The Federal Reserve announced the results of their two-day meeting today. As expected, there was no change to short term interest rates. However, the Fed did signal that they are open to a rate hike at the next meeting scheduled for June. They sited improvement in the global economy and downplayed recent signs of weakness here at home in the US. In fact, they eliminated language stating that “global economic and financial developments continue to pose risks,” instead saying officials will “closely monitor” such developments. With employment conditions clearly continuing to improve, the probability of a rate hike in the coming months is certainly increasing. Although the odds are increasing, it is still an unlikely outcome for months to come.

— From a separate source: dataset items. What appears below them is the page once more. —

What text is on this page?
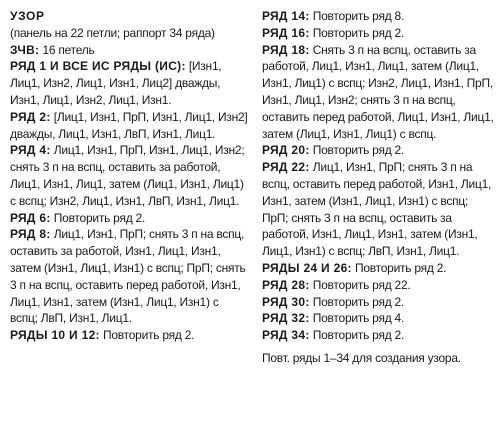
УЗОР
(панель на 22 петли; раппорт 34 ряда)
ЗЧВ: 16 петель

РЯД 1 И ВСЕ ИС РЯДЫ (ИС): [Изн1, Лиц1, Изн2, Лиц1, Изн1, Лиц2] дважды, Изн1, Лиц1, Изн2, Лиц1, Изн1.

РЯД 2: [Лиц1, Изн1, ПрП, Изн1, Лиц1, Изн2] дважды, Лиц1, Изн1, ЛвП, Изн1, Лиц1.

РЯД 4: Лиц1, Изн1, ПрП, Изн1, Лиц1, Изн2; снять 3 п на вспц, оставить за работой, Лиц1, Изн1, Лиц1, затем (Лиц1, Изн1, Лиц1) с вспц; Изн2, Лиц1, Изн1, ЛвП, Изн1, Лиц1.

РЯД 6: Повторить ряд 2.

РЯД 8: Лиц1, Изн1, ПрП; снять 3 п на вспц, оставить за работой, Изн1, Лиц1, Изн1, затем (Изн1, Лиц1, Изн1) с вспц; ПрП; снять 3 п на вспц, оставить перед работой, Изн1, Лиц1, Изн1, затем (Изн1, Лиц1, Изн1) с вспц; ЛвП, Изн1, Лиц1.

РЯДЫ 10 И 12: Повторить ряд 2.

РЯД 14: Повторить ряд 8.

РЯД 16: Повторить ряд 2.

РЯД 18: Снять 3 п на вспц, оставить за работой, Лиц1, Изн1, Лиц1, затем (Лиц1, Изн1, Лиц1) с вспц; Изн2, Лиц1, Изн1, ПрП, Изн1, Лиц1, Изн2; снять 3 п на вспц, оставить перед работой, Лиц1, Изн1, Лиц1, затем (Лиц1, Изн1, Лиц1) с вспц.

РЯД 20: Повторить ряд 2.

РЯД 22: Лиц1, Изн1, ПрП; снять 3 п на вспц, оставить перед работой, Изн1, Лиц1, Изн1, затем (Изн1, Лиц1, Изн1) с вспц; ПрП; снять 3 п на вспц, оставить за работой, Изн1, Лиц1, Изн1, затем (Изн1, Лиц1, Изн1) с вспц; ЛвП, Изн1, Лиц1.

РЯДЫ 24 И 26: Повторить ряд 2.

РЯД 28: Повторить ряд 22.

РЯД 30: Повторить ряд 2.

РЯД 32: Повторить ряд 4.

РЯД 34: Повторить ряд 2.

Повт. ряды 1–34 для создания узора.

Stocks have been dragged down a bit today, led by weak earnings reports from Apple, Twitter and Chipolte. Mortgage bonds are benefiting from the weakness in stocks and the overall dovish tone of the Fed statement. With the Fed statement behind us, investors are feeling a bit more willing to place bets on the bond market once again. The 10 Year Treasury Note yield is again below the 1.9% level we have identified in recent market updates. This is a great sign for mortgage interest rates, and a hopeful indicator that bonds have found their bottom. If that is the case, we can expect to see further improvements in days to come. We will have to wait and see.
With bonds improving today, there is no rush to immediately lock. However, watch the markets closely. Sentiment can reverse quickly.